Sober
しらふの、酔っていない;冷静な、まじめな、節度ある;地味な
源流
Sober: 酒の熱と霧が引き、頭の中の水面が静かに澄んでいく。
Image
酔いの除去 + 感情の沈静 + 現実を見る目 = しらふの冷静さ
深層理解
Sober の中心には、単に「酒を飲んでいない」という意味ではなく、余分な熱・興奮・幻想が抜けた状態という感覚があります。身体で言えばアルコールが抜けていること、心で言えば感情に飲まれていないこと、判断で言えば現実を歪めずに見ていることです。
語源的には、ラテン語の sobrius「酔っていない、節度ある」にさかのぼるとされます。ここから分かるように、sober は昔から not drunk だけでなく moderate、つまり「度を越さない」「自分を保つ」という倫理的な響きを持っていました。
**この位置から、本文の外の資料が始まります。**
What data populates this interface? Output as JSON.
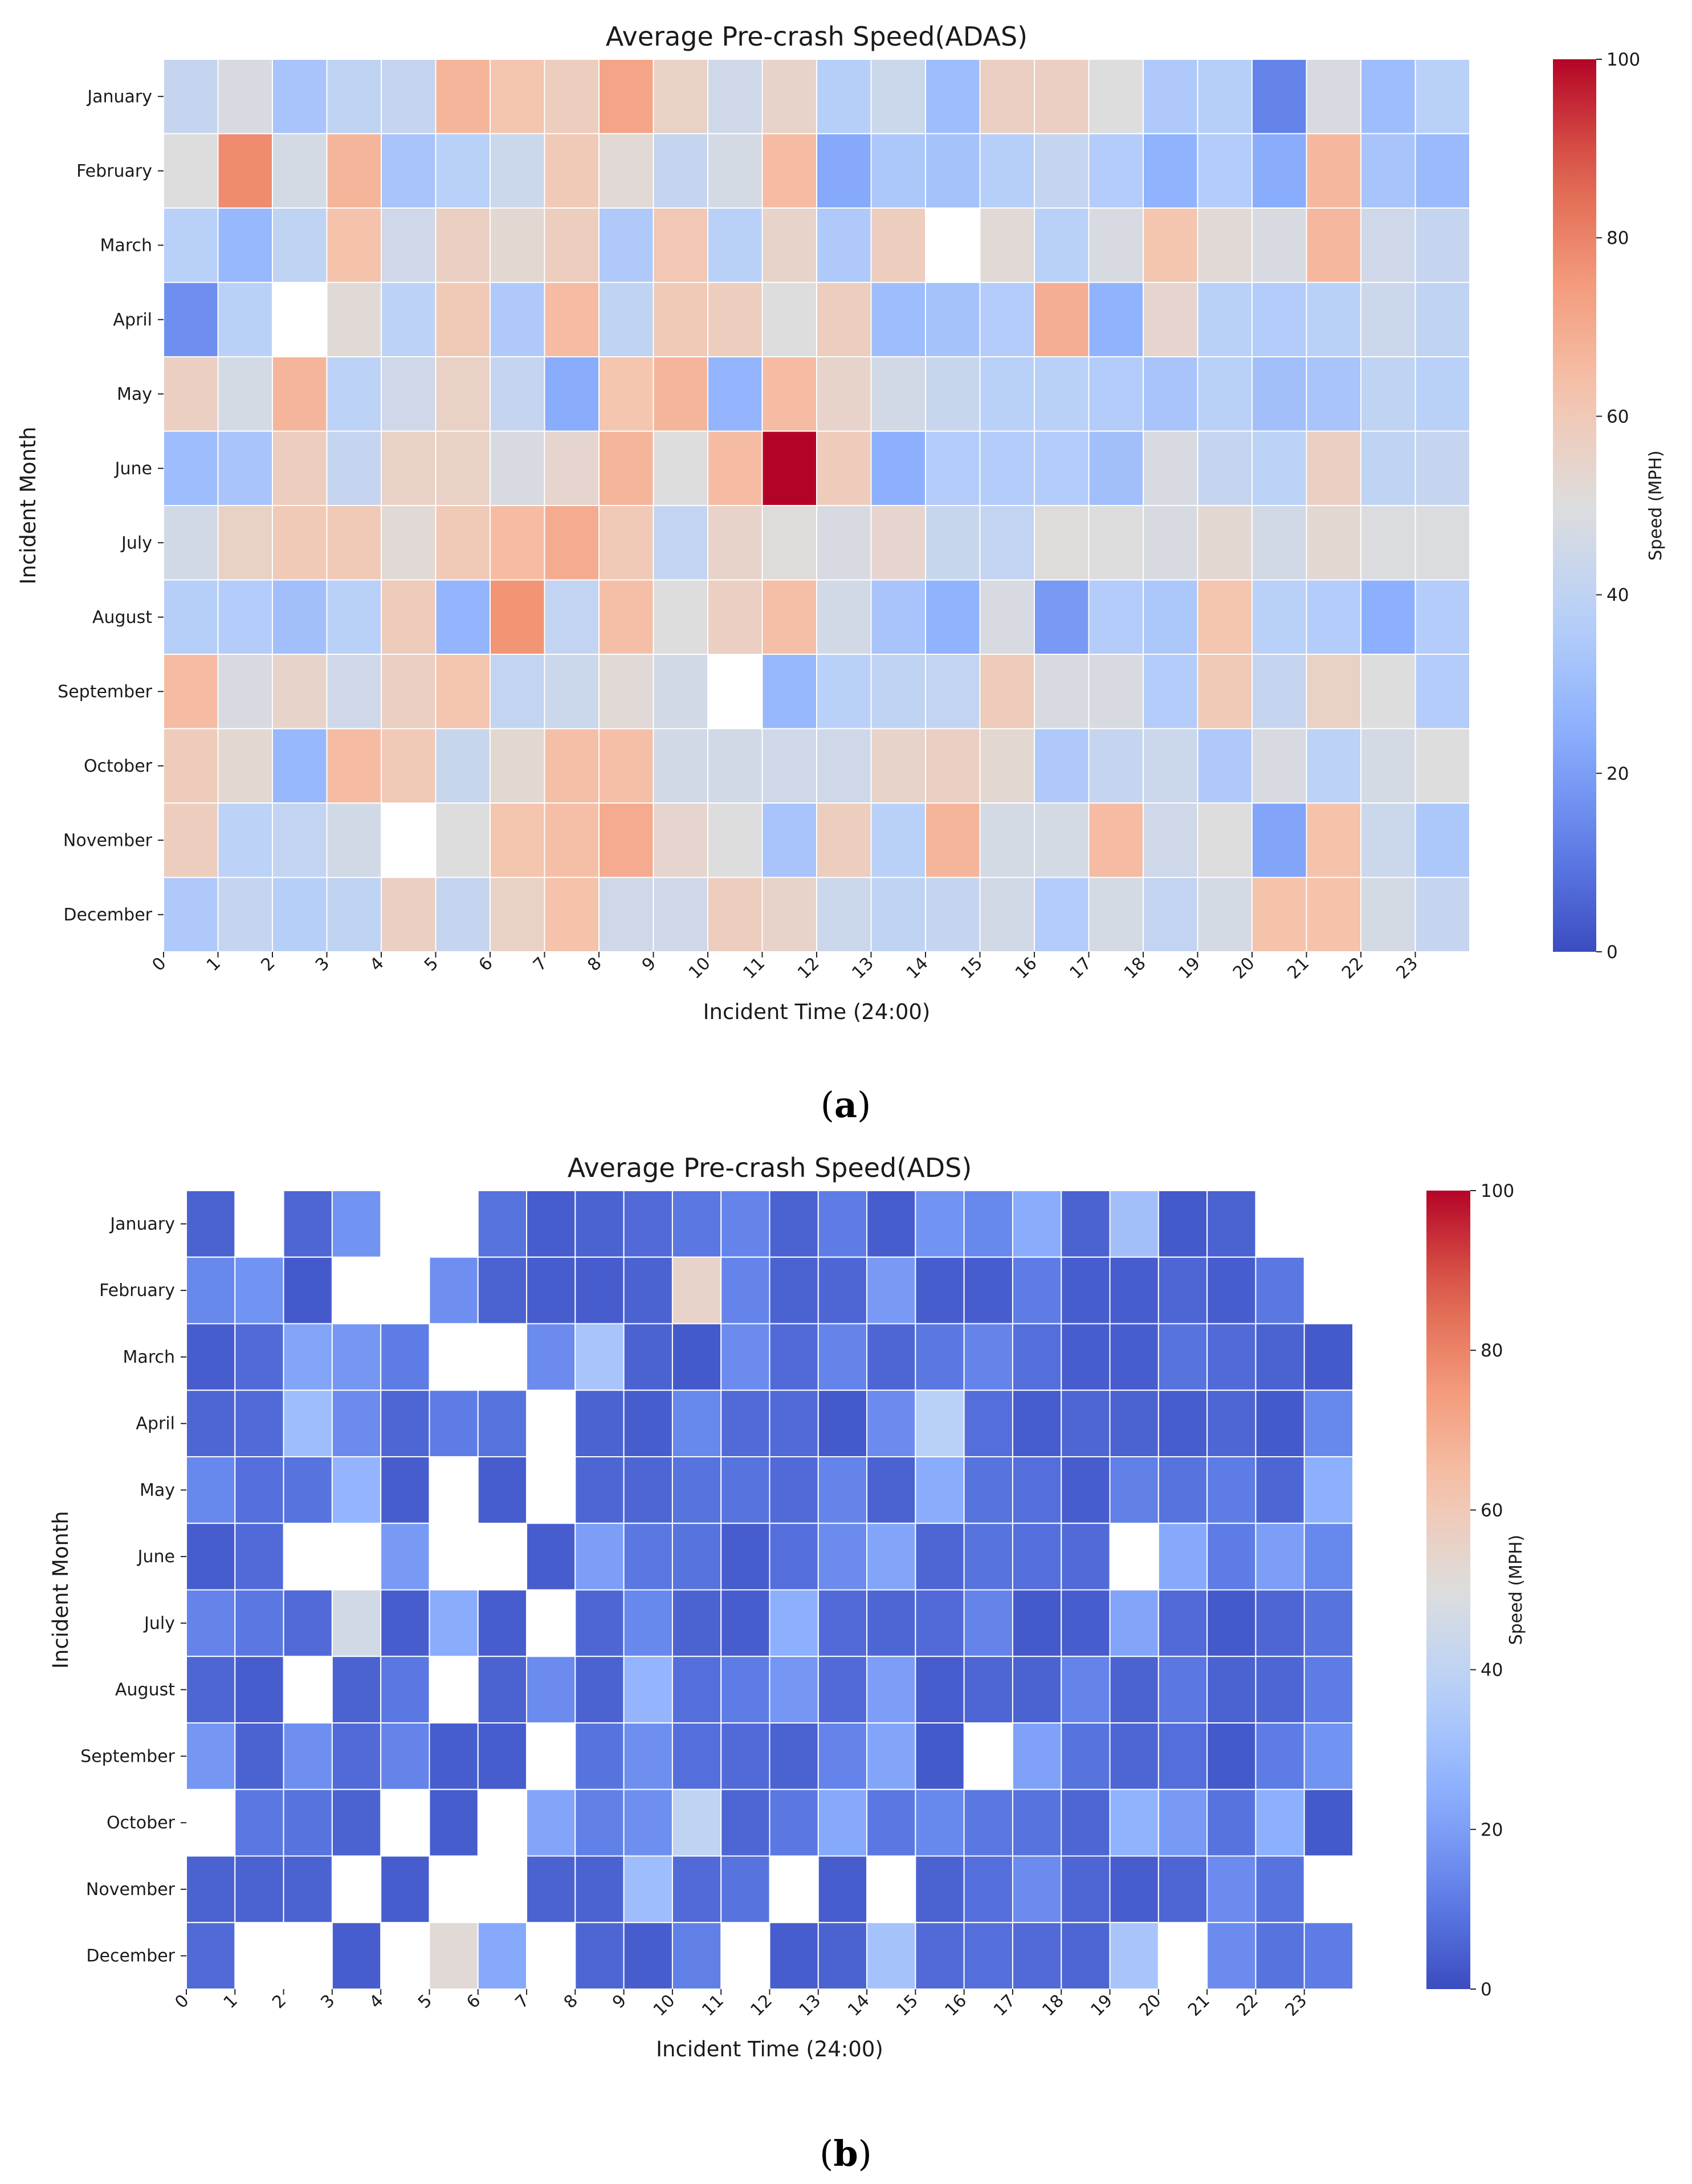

現代英語では、a sober driver は「飲酒していない運転者」ですが、a sober decision は「浮かれず、感情に流されず、現実的に下した決定」です。つまり sober は、身体の状態から精神の姿勢へ広がった語です。
また、sober can mean serious: sober reflection「まじめな熟考」、a sober warning「厳粛な警告」のように、楽観や冗談を排し、事実の重さを受け止めるニュアンスがあります。ここでの sober は 暗い ではなく、軽く扱わない という意味です。
さらに、色や服装について sober colors と言えば「落ち着いた色」「地味な色」です。派手さを抑え、刺激を減らすという点で、酒・感情・装飾のすべてに共通する核心は excess を取り除くこと です。
反対語の drunk は「酔っている」だけでなく「何かに酔いしれている」状態を表せます。Sober はその逆で、快楽、怒り、希望、恐怖、流行などに飲み込まれず、現実の重力に足をつける言葉です。